The departure was widely expected to ease the company’s negotiations over the sale of its Asian interests, which together account for the lion’s share of its stock market value of nearly $20bn. Echoing a common view on Wednesday, analysts at Goldman Sachs wrote in a note to clients that the resignation “removes one hurdle in the long-running strategic review of the company’s options”.
Yahoo’s board has insisted vociferously in recent weeks that Mr Yang has shared the same interests as other directors. But his involvement in the company’s strategic deliberations – including his personal discussions with private equity firms over potential investments that have been unpopular with some shareholders – has left a lingering doubt over his motivations.
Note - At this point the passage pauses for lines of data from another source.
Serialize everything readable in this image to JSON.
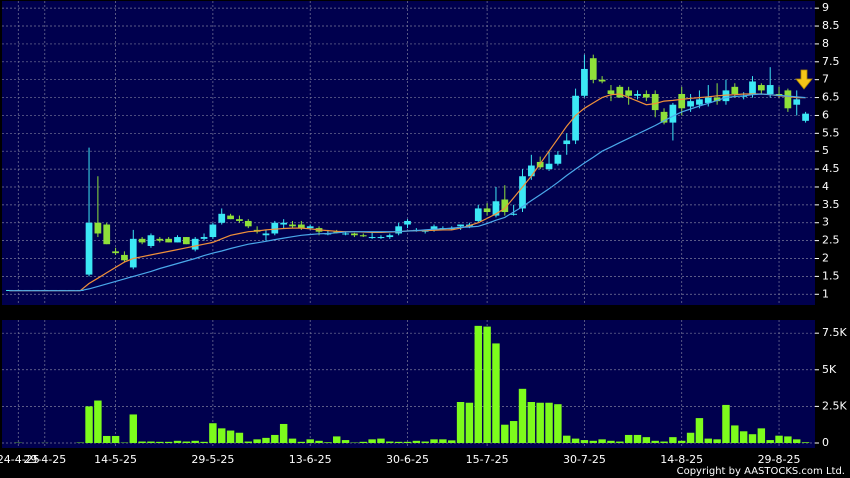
{
  "chart_data": [
    {
      "type": "candlestick",
      "categories": [
        null,
        "24-4-25",
        null,
        null,
        "29-4-25",
        null,
        null,
        null,
        null,
        null,
        null,
        null,
        "14-5-25",
        null,
        null,
        null,
        null,
        null,
        null,
        null,
        null,
        null,
        null,
        "29-5-25",
        null,
        null,
        null,
        null,
        null,
        null,
        null,
        null,
        null,
        null,
        "13-6-25",
        null,
        null,
        null,
        null,
        null,
        null,
        null,
        null,
        null,
        null,
        "30-6-25",
        null,
        null,
        null,
        null,
        null,
        null,
        null,
        null,
        "15-7-25",
        null,
        null,
        null,
        null,
        null,
        null,
        null,
        null,
        null,
        null,
        "30-7-25",
        null,
        null,
        null,
        null,
        null,
        null,
        null,
        null,
        null,
        null,
        "14-8-25",
        null,
        null,
        null,
        null,
        null,
        null,
        null,
        null,
        null,
        null,
        "29-8-25",
        null,
        null,
        null
      ],
      "open": [
        1.12,
        1.12,
        1.12,
        1.12,
        1.12,
        1.12,
        1.12,
        1.12,
        1.12,
        1.55,
        3.0,
        2.95,
        2.2,
        2.1,
        1.75,
        2.55,
        2.35,
        2.55,
        2.55,
        2.45,
        2.6,
        2.25,
        2.55,
        2.6,
        3.0,
        3.2,
        3.1,
        3.05,
        2.8,
        2.65,
        2.7,
        2.95,
        2.95,
        2.95,
        2.85,
        2.85,
        2.7,
        2.75,
        2.7,
        2.7,
        2.65,
        2.6,
        2.6,
        2.6,
        2.7,
        2.95,
        2.8,
        2.75,
        2.8,
        2.85,
        2.85,
        2.9,
        2.9,
        3.05,
        3.4,
        3.2,
        3.65,
        3.25,
        3.4,
        4.3,
        4.7,
        4.5,
        4.65,
        5.2,
        5.3,
        6.55,
        7.6,
        7.0,
        6.7,
        6.8,
        6.7,
        6.55,
        6.6,
        6.6,
        6.1,
        5.8,
        6.6,
        6.25,
        6.3,
        6.35,
        6.5,
        6.4,
        6.8,
        6.55,
        6.6,
        6.85,
        6.6,
        6.6,
        6.7,
        6.3,
        5.85
      ],
      "high": [
        1.12,
        1.12,
        1.12,
        1.12,
        1.12,
        1.12,
        1.12,
        1.12,
        1.12,
        5.1,
        4.3,
        3.0,
        2.3,
        2.2,
        2.8,
        2.6,
        2.7,
        2.6,
        2.6,
        2.65,
        2.6,
        2.6,
        2.7,
        3.0,
        3.4,
        3.25,
        3.2,
        3.1,
        2.9,
        2.8,
        3.05,
        3.1,
        3.05,
        3.05,
        2.95,
        2.9,
        2.8,
        2.8,
        2.75,
        2.72,
        2.7,
        2.75,
        2.65,
        2.7,
        3.0,
        3.1,
        2.85,
        2.8,
        2.95,
        2.9,
        2.9,
        2.95,
        3.0,
        3.5,
        3.55,
        4.0,
        4.05,
        3.5,
        4.5,
        4.9,
        4.85,
        5.0,
        5.0,
        5.5,
        6.75,
        7.7,
        7.7,
        7.1,
        6.85,
        6.85,
        6.8,
        6.7,
        6.7,
        6.7,
        6.2,
        6.35,
        6.8,
        6.6,
        6.7,
        6.85,
        6.9,
        7.0,
        6.9,
        6.65,
        7.1,
        6.9,
        7.35,
        6.8,
        6.75,
        6.7,
        6.1
      ],
      "low": [
        1.12,
        1.12,
        1.12,
        1.12,
        1.12,
        1.12,
        1.12,
        1.12,
        1.12,
        1.5,
        2.6,
        2.4,
        2.1,
        1.9,
        1.7,
        2.4,
        2.3,
        2.45,
        2.45,
        2.45,
        2.4,
        2.2,
        2.5,
        2.55,
        2.95,
        3.1,
        3.0,
        2.85,
        2.7,
        2.5,
        2.65,
        2.85,
        2.85,
        2.8,
        2.8,
        2.65,
        2.65,
        2.7,
        2.65,
        2.6,
        2.6,
        2.55,
        2.55,
        2.55,
        2.65,
        2.85,
        2.75,
        2.7,
        2.75,
        2.8,
        2.8,
        2.8,
        2.85,
        3.0,
        3.2,
        3.15,
        3.2,
        3.2,
        3.3,
        4.2,
        4.5,
        4.45,
        4.6,
        4.9,
        5.2,
        6.5,
        6.9,
        6.9,
        6.4,
        6.5,
        6.3,
        6.45,
        6.4,
        5.95,
        5.75,
        5.3,
        6.0,
        6.1,
        6.2,
        6.25,
        6.3,
        6.3,
        6.5,
        6.45,
        6.5,
        6.6,
        6.5,
        6.5,
        6.1,
        6.0,
        5.8
      ],
      "close": [
        1.12,
        1.12,
        1.12,
        1.12,
        1.12,
        1.12,
        1.12,
        1.12,
        1.12,
        3.0,
        2.7,
        2.4,
        2.15,
        1.95,
        2.55,
        2.45,
        2.65,
        2.5,
        2.45,
        2.6,
        2.4,
        2.55,
        2.6,
        2.95,
        3.25,
        3.1,
        3.05,
        2.9,
        2.75,
        2.7,
        3.0,
        3.0,
        2.9,
        2.85,
        2.9,
        2.75,
        2.7,
        2.72,
        2.7,
        2.65,
        2.62,
        2.6,
        2.6,
        2.65,
        2.9,
        3.05,
        2.8,
        2.8,
        2.9,
        2.85,
        2.85,
        2.95,
        2.95,
        3.4,
        3.3,
        3.6,
        3.3,
        3.25,
        4.3,
        4.6,
        4.55,
        4.65,
        4.9,
        5.3,
        6.55,
        7.3,
        7.0,
        6.95,
        6.6,
        6.5,
        6.55,
        6.6,
        6.5,
        6.15,
        5.8,
        6.3,
        6.2,
        6.4,
        6.45,
        6.5,
        6.4,
        6.7,
        6.6,
        6.55,
        6.95,
        6.7,
        6.85,
        6.55,
        6.2,
        6.45,
        6.05
      ],
      "up_color": "#3ce8f5",
      "down_color": "#8fe03a",
      "series": [
        {
          "color": "#f0903a",
          "values": [
            1.1,
            1.1,
            1.1,
            1.1,
            1.1,
            1.1,
            1.1,
            1.1,
            1.1,
            1.3,
            1.45,
            1.6,
            1.75,
            1.9,
            2.0,
            2.05,
            2.1,
            2.15,
            2.2,
            2.25,
            2.3,
            2.35,
            2.4,
            2.45,
            2.55,
            2.65,
            2.7,
            2.75,
            2.77,
            2.8,
            2.82,
            2.84,
            2.85,
            2.85,
            2.83,
            2.8,
            2.78,
            2.76,
            2.75,
            2.75,
            2.74,
            2.73,
            2.73,
            2.74,
            2.75,
            2.77,
            2.78,
            2.78,
            2.79,
            2.8,
            2.8,
            2.85,
            2.92,
            3.0,
            3.12,
            3.25,
            3.4,
            3.7,
            4.0,
            4.3,
            4.65,
            5.0,
            5.35,
            5.7,
            6.0,
            6.2,
            6.35,
            6.5,
            6.58,
            6.6,
            6.5,
            6.4,
            6.3,
            6.33,
            6.4,
            6.42,
            6.45,
            6.48,
            6.5,
            6.52,
            6.55,
            6.57,
            6.58,
            6.6,
            6.6,
            6.6,
            6.58,
            6.55,
            6.53,
            6.5,
            6.5
          ]
        },
        {
          "color": "#4aa8ea",
          "values": [
            1.1,
            1.1,
            1.1,
            1.1,
            1.1,
            1.1,
            1.1,
            1.1,
            1.1,
            1.15,
            1.22,
            1.29,
            1.36,
            1.43,
            1.5,
            1.57,
            1.64,
            1.72,
            1.79,
            1.86,
            1.93,
            2.0,
            2.08,
            2.15,
            2.21,
            2.28,
            2.34,
            2.4,
            2.44,
            2.48,
            2.53,
            2.57,
            2.61,
            2.65,
            2.67,
            2.69,
            2.7,
            2.72,
            2.74,
            2.75,
            2.75,
            2.75,
            2.75,
            2.75,
            2.75,
            2.77,
            2.78,
            2.8,
            2.82,
            2.83,
            2.85,
            2.87,
            2.88,
            2.9,
            2.98,
            3.07,
            3.15,
            3.3,
            3.45,
            3.62,
            3.78,
            3.95,
            4.13,
            4.32,
            4.5,
            4.67,
            4.83,
            5.0,
            5.12,
            5.24,
            5.36,
            5.48,
            5.6,
            5.72,
            5.85,
            5.98,
            6.1,
            6.18,
            6.26,
            6.34,
            6.42,
            6.5,
            6.53,
            6.55,
            6.58,
            6.6,
            6.58,
            6.56,
            6.54,
            6.52,
            6.5
          ]
        }
      ],
      "ylim": [
        0.7,
        9.2
      ],
      "yticks": [
        1,
        1.5,
        2,
        2.5,
        3,
        3.5,
        4,
        4.5,
        5,
        5.5,
        6,
        6.5,
        7,
        7.5,
        8,
        8.5,
        9
      ],
      "grid": true
    },
    {
      "type": "bar",
      "color": "#7dfc1c",
      "values": [
        0,
        20,
        0,
        0,
        10,
        0,
        0,
        0,
        30,
        2500,
        2900,
        480,
        480,
        30,
        1950,
        100,
        100,
        80,
        80,
        150,
        100,
        150,
        80,
        1350,
        1000,
        850,
        700,
        100,
        250,
        350,
        550,
        1300,
        300,
        80,
        250,
        150,
        50,
        450,
        200,
        30,
        80,
        250,
        300,
        100,
        80,
        80,
        150,
        100,
        250,
        250,
        180,
        2800,
        2750,
        8000,
        7950,
        6800,
        1250,
        1500,
        3700,
        2800,
        2750,
        2750,
        2650,
        500,
        300,
        200,
        150,
        250,
        150,
        100,
        550,
        550,
        400,
        150,
        100,
        400,
        150,
        700,
        1700,
        300,
        250,
        2600,
        1200,
        800,
        600,
        1000,
        200,
        500,
        450,
        250,
        50
      ],
      "ylim": [
        0,
        8400
      ],
      "yticks": [
        0,
        {
          "value": 2500,
          "label": "2.5K"
        },
        {
          "value": 5000,
          "label": "5K"
        },
        {
          "value": 7500,
          "label": "7.5K"
        }
      ],
      "grid": true
    }
  ],
  "footer": "Copyright by AASTOCKS.com Ltd."
}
That marks a continuation of the distrust that has lingered since 2008, when his personal handling of the failed negotiations over a Microsoft acquisition left some shareholders questioning whether Mr Yang was unwilling to see control of the company he co-founded slip away.
Even if his departure clears one potential obstacle, though, Yahoo still has a difficult path to navigate as it tries to extract more value from its most valuable assets, while at the same time trying to head off a shareholder revolt and rebuild its core internet operations.
The resignation has set the stage for a two-month tussle that will now determine whether it is given the time to try to complete the turnround. New York hedge fund manager Dan Loeb has threatened to challenge the re-election of Yahoo directors at this year’s shareholder meeting, giving the company until late March – the date by which he will have to formally announce his intention to wage a proxy war – to appease both him and other discontented investors.
As the first in an expected series of boardroom departures, Mr Yang’s resignation looks like an early move in that tussle. Bringing in fresh blood would pre-empt Mr Loeb and could inject new urgency into its pursuit of deals to increase shareholder value, according to some observers. “The more the board does, the less there is need to give up seats [to Mr Loeb],” said one Yahoo shareholder who has also been pressing for more drastic action to boost the Yahoo share price.
Before giving a revamped Yahoo board a free pass, however, shareholders are also likely to press for more headway on the company’s negotiations to shed its Asian holdings. These are convoluted deals: to win tax-free status in the US, Yahoo would have to accept assets as well as cash as compensation, raising a question about what other business operations its Asian partners would offer as part-payment.
One shareholder warns that such deals could be further delayed by the recent appointment of a new chief executive. As chief for barely a week, former PayPal chief executive Scott Thompson is likely to want a say in any such decisions.
But with the clock ticking, Yahoo’s board must press ahead into the company’s post-Yang future.